Muchas personas son las que hoy día viven en precario, en un mundo más selva que corazón, desbordado en demasiadas ocasiones por una escalada de incidentes y el incremento de tensiones que nos impiden tomar la vida con alegría. Por desgracia, nos hemos perdido el respeto y la violencia crece por doquier, generando multitud de problemas sociales, y una aglomeración de odios que, verdaderamente, nos dejan sin palabras. Hace tiempo que el miedo y la desesperación van en aumento. En muchos países hay que luchar porque a uno no le roben la dignidad. También son muchas las personas que sufren el descarte. Tanto la marginación como la explotación son tan descaradas que debiéramos despertar de la injusticia, y pedir a los líderes honestos otro camino más justo, más crecido en valores, sin hipocresías, cuando menos para promover la comprensión de las culturas y religiones. No perdamos esta referencia: la verdad es la única fibra de amor y paz que nos fraterniza. En consecuencia, quizás para restaurar ese espíritu verídico, lo mejor sea llamar a las cosas por su nombre. Estoy convencido de que es lo único que puede hacernos cambiar de actitudes y de mentalidad.

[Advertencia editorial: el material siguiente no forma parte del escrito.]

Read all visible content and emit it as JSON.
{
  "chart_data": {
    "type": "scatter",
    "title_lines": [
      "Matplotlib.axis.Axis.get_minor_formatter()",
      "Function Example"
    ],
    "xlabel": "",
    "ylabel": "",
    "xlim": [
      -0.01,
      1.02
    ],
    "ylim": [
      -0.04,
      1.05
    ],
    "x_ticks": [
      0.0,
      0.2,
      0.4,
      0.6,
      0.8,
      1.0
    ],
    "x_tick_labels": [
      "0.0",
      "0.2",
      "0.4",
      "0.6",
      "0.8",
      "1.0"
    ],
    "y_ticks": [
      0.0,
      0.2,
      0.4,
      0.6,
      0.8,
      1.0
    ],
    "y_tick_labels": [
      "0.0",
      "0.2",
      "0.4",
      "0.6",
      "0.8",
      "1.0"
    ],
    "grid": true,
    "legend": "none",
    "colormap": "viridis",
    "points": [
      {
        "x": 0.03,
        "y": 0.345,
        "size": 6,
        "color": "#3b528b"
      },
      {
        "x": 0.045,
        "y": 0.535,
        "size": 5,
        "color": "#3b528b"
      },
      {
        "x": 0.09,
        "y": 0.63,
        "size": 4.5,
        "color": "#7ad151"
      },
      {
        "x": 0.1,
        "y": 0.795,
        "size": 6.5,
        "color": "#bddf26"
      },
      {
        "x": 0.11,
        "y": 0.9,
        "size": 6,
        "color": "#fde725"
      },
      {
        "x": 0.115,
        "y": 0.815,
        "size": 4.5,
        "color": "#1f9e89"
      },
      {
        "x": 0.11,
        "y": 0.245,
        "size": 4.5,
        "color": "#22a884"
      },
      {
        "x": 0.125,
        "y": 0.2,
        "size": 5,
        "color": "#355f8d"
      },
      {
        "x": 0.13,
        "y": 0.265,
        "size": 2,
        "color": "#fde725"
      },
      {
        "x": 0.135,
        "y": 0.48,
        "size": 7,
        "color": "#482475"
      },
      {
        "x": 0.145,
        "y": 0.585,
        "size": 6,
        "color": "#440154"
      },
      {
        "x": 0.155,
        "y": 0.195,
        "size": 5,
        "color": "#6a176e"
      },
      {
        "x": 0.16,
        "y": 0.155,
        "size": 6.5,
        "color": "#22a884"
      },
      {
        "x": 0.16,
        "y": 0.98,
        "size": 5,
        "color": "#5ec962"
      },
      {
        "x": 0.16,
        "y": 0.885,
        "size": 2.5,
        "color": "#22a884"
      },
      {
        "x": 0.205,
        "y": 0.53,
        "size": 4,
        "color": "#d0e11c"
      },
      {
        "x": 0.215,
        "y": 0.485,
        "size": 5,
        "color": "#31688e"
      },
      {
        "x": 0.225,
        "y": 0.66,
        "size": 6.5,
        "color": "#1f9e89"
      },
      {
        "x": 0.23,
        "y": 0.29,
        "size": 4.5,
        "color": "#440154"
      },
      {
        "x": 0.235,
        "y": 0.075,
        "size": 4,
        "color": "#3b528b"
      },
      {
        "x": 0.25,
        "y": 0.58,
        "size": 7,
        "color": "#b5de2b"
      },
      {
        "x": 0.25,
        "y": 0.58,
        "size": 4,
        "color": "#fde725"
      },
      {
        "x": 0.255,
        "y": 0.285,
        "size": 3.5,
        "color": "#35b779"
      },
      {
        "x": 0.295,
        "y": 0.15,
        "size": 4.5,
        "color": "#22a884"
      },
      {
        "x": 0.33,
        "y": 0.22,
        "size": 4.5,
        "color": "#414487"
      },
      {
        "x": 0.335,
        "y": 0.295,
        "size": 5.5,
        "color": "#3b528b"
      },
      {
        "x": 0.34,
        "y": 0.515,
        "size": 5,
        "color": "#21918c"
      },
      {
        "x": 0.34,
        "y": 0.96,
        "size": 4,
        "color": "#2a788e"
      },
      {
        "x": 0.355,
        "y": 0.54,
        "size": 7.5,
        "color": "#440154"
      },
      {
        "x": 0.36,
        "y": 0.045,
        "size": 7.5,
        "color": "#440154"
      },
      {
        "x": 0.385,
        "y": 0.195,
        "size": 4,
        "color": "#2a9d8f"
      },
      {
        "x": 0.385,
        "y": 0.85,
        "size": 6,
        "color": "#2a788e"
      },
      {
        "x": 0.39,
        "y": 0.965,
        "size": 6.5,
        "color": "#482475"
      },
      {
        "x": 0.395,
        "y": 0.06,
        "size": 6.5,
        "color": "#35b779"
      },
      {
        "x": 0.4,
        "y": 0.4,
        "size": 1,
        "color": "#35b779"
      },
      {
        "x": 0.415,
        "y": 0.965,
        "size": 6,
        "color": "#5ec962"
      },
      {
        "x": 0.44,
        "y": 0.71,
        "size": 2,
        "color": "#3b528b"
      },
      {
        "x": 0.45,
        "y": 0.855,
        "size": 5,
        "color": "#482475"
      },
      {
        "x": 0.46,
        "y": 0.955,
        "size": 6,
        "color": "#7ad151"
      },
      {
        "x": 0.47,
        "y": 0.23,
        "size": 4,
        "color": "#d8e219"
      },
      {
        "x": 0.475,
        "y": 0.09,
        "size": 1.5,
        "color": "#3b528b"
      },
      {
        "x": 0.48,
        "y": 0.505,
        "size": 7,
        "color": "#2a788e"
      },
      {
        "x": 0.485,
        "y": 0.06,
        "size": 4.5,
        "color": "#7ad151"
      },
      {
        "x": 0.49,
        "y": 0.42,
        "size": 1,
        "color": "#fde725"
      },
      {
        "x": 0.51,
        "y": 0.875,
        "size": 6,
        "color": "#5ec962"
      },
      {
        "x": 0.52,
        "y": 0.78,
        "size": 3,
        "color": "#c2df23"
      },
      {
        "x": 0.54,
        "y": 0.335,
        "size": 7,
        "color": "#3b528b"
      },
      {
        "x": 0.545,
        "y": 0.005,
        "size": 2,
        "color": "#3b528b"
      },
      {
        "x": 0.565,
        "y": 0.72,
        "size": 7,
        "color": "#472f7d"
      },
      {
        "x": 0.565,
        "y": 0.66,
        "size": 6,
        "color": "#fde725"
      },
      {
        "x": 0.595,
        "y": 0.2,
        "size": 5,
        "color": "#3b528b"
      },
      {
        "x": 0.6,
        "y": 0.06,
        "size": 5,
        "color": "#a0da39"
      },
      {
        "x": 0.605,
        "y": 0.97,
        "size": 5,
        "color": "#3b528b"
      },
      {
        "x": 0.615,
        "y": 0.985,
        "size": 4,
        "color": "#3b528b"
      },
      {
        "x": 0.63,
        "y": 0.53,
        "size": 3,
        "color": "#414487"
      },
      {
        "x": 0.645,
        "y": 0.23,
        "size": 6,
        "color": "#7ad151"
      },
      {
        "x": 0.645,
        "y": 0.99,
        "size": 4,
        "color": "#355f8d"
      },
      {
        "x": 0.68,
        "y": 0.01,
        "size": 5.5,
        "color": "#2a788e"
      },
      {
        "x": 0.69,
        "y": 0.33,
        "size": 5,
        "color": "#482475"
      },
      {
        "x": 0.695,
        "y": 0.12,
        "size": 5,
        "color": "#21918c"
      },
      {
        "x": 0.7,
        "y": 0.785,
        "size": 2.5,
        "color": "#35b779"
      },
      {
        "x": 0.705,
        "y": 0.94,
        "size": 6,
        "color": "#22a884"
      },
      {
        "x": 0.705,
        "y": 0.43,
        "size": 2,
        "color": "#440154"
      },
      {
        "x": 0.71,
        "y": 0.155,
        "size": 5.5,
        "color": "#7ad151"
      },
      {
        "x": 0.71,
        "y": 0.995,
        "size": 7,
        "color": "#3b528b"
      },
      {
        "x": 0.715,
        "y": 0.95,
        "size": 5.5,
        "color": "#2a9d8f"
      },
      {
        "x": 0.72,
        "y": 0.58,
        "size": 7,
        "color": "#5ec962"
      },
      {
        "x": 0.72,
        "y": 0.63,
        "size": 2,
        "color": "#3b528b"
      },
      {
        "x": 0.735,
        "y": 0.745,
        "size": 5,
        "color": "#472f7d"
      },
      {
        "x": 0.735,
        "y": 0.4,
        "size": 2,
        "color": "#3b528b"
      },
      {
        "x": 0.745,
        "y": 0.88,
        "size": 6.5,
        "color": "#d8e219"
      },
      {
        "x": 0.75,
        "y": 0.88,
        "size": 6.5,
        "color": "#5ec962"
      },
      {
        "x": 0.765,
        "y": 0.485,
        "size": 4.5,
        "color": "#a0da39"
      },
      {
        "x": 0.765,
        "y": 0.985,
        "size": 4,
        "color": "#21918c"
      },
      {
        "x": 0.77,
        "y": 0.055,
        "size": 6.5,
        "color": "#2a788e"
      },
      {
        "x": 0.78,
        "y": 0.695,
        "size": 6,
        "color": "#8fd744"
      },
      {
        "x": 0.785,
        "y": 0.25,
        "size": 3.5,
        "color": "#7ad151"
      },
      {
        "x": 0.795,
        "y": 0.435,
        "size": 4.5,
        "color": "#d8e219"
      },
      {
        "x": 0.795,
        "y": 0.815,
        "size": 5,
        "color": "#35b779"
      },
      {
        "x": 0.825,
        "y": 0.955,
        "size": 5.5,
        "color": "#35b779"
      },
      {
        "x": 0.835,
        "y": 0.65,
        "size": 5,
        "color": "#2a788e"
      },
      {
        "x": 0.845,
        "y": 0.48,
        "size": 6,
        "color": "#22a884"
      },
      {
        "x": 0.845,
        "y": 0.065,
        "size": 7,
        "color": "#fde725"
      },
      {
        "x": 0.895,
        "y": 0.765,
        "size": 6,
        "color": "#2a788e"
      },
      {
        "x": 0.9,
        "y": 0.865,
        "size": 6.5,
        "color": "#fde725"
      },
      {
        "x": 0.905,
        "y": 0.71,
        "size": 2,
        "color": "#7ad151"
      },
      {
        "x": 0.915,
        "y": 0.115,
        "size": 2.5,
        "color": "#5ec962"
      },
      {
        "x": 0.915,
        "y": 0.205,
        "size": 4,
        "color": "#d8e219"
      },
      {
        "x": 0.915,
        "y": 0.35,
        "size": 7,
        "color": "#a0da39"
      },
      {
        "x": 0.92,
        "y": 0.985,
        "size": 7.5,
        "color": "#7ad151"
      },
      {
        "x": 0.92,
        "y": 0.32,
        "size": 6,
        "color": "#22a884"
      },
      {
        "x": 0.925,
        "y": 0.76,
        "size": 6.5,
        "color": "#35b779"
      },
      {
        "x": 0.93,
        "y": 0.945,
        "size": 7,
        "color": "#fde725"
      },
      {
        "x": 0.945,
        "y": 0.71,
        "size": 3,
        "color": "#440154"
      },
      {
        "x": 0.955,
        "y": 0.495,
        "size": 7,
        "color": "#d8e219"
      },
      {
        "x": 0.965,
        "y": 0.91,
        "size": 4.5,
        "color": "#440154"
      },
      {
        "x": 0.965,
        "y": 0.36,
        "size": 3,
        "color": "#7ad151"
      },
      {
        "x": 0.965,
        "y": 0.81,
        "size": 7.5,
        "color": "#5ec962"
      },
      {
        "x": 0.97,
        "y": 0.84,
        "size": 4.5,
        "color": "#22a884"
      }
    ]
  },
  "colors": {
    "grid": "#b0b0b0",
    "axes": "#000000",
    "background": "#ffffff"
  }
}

Cautivados por una cultura mediática, simplona y agresiva, sin creatividad alguna, sobre todo para encontrar los accesos adecuados, nos resta lenguaje positivo en nuestras pláticas o, si quieren, esa expresión esperanzadora siempre dispuesta a abrir vías. Subsiguientemente, hemos de reconocer que el contexto humanístico dista mucho de ese diálogo con la verdad que todos nos merecemos para encontrar juntos los recursos que nos hacen más humanos. Es evidente que lo auténtico nos hermana, haciéndonos también más libres y más caritativos. Sea como fuere, los actuales momentos vividos en un mundo de dominadores sin escrúpulos, como en ningún otro tiempo pasado, no pueden ser de más falsedad e incertidumbre. Sirva como testimonio esta absurda y necia afirmación recogida en un libro sobre el Brexit, obra que pertenece a una colección muy popular entre la ciudadanía británica. Así dice uno de sus rudos párrafos: "Gran Bretaña es una isla orgullosa. Durante siglos estuvimos solos. Ahora volvemos a estarlo. Otros países, como Croacia y España, necesitan ser parte de Europa, porque ellos, claramente, son cobardes. Pero nuestro país es especial y otros países se están poniendo a la cola para conseguir lo que tenemos para ofrecer, ya sea la música de Sting o cualquiera de nuestros quesos. Éste es el futuro". Cuánta estupidez encierra este endiosamiento de dividir y encerrar. Con lo fácil que es hablar claro y profundo, que es lo que realmente nos aproxima.
Ciertamente, es esa unión europeísta bien definida y debidamente ponderada la que nos lleva a la construcción de ese espacio común, más fuerte que las voluntades nacionales, fiel al espíritu de solidaridad, que es lo que nos hace avanzar y redescubrir lo fructífero que es esa unidad de las diferencias hermanadas. Por tanto, no es cuestión de cobardía, sino de entendimiento, consciente de que el "todo" trabajando en armonía es más que la "parte"; siempre esta última, insolidaria y acaparadora. Ésta es la genuina exactitud que, sumada a su variado y rico patrimonio en valores, es el mejor antídoto contra la falsedad vertida. Dicho lo cual, las sociedades humanas han de huir de ese individualismo, y lo lógico es que los continentes alcen barreras, sumen horizontes de anhelo en común y alienten moradas de afecto y de concordia. Por el contrario, si nos alejamos de esa unión, de esa búsqueda de la justicia para todos, de la preocupación por el porvenir de los más descartados, lo único que se acrecentará son los egoísmos individuales y colectivos.
A mi juicio, hemos de reconocer que, en los últimos veinticinco años, el mercado único ha hecho de Europa uno de los lugares más atractivos para vivir, a través de sus cuatro libertades indivisibles, que conviene vociferar: la libre circulación de personas, bienes, servicios y capital; cuestión que ha ayudado a mejorar la prosperidad de su ciudadanía, sin obviar ese espíritu positivo de hacer comunidad, y de poder mirar más allá de unas meras fronteras y frentes ruines. Ojalá, pues, todos los líderes mundiales trabajen en ese cambio, desde el consenso, con espíritu de generosidad y entrega, mediante políticas (más poéticas que poderosas) que hagan crecer a todo el mundo en un desarrollo armónico, de modo que el país que avance más deprisa tienda la mano al que va más lento, y todos se esfuercen por llegar a esa órbita excluyente. Por eso, es vital no rehusar de la clemencia y, tampoco, alejarse de ese aliento reconciliador; sería como engañarnos a nosotros mismos, deshumanizándonos aún más si cabe, mediante la torpe batalla del embuste.